Apache security question: chmod 777 vs usermod -a -G

mrbinky3000 · 04-14-2010, 01:35 PM

I debated asking this in the newbie forum. However, it deals more with security, so here it goes...

Which is the better practice for allowing the web server (user apache, group apache) to write / delete files in a user's directory (user jones, group jones). Lets say, the directory in question is called "cache".

should I do the following

Code:

chmod 777 cache

OR... should I add the web sever (user apache, group apache) to the "jones" group via the command:

Code:

usermod -a -G jones apache

Also, if I do let apache join the jones group, and there is directory is called "cache" where I want apache and jones to be able to write and delete files, should I set the permissions to that directory to 664 or 755.

They both work. Which is more secure.

Thanks in advance.

- mrb3k

anomie · 04-14-2010, 02:12 PM

Definitely the latter. You don't want to have to worry about world writeable files or directories on your system. They will give you a serious headache one day.

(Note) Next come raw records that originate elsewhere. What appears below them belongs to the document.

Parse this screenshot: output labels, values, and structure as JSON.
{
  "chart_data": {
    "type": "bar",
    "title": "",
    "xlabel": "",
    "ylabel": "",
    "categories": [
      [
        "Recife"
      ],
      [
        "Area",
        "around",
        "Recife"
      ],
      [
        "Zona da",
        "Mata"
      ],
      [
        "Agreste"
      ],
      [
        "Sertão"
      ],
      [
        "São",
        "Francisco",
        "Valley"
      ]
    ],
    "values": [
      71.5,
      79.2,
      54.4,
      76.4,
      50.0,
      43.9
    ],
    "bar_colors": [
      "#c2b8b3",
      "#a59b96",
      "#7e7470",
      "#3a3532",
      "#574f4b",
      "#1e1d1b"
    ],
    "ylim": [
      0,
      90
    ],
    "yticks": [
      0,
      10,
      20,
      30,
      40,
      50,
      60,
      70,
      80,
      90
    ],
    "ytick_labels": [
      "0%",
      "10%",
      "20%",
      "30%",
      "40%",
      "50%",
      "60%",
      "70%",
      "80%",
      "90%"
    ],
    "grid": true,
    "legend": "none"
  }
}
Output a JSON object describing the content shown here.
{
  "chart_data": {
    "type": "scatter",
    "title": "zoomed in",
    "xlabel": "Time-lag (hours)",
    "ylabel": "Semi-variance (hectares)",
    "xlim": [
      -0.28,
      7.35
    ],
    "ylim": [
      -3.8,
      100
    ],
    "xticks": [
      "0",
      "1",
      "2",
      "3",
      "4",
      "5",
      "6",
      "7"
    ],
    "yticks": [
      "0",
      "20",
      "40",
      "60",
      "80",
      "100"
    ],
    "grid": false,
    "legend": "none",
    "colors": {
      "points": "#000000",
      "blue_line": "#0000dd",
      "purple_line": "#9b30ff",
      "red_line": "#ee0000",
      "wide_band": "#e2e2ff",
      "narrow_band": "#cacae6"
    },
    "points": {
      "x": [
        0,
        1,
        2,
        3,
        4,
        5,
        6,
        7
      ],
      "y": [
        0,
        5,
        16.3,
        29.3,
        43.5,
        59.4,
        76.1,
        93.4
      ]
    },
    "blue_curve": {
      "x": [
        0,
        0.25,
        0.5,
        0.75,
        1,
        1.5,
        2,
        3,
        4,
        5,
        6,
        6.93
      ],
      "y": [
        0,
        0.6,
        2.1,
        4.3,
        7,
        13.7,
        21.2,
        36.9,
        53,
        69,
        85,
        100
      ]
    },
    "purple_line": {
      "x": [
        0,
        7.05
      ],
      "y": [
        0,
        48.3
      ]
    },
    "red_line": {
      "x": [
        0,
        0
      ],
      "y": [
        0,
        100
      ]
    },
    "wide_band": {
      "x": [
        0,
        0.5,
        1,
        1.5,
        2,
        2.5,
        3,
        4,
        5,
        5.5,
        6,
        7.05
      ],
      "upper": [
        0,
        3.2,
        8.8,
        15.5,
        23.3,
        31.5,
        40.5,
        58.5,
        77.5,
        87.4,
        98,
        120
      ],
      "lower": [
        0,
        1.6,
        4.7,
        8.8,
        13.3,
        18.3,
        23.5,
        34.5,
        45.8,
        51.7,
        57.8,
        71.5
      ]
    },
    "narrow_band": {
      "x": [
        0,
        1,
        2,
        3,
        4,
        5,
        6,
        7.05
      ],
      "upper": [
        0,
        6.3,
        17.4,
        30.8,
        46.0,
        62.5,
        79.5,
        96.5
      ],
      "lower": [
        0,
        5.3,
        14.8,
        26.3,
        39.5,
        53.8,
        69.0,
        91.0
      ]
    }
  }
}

Make the /cache/ directory owned by apache:jones, add apache to the jones group (assuming that won't introduce other security problems for you), and then put the guid bit on the /cache/ directory (so that group ownership always defaults to jones for new files).

# chmod 2770 cache

SuperJediWombat! · 04-18-2010, 08:53 AM

Or if Jones doesn't want apache to have access to all of his things:

Create a new group called jonescache (or something similar)
Join both jones and apache to that group
Set the group ownership of cache/ to the new group
Set the guid bit on the folder

jennypatel · 08-27-2010, 12:11 AM

The usermod -a -G is more secure than the chmod 777. There is no need to maintain the writable files and directories in the second option.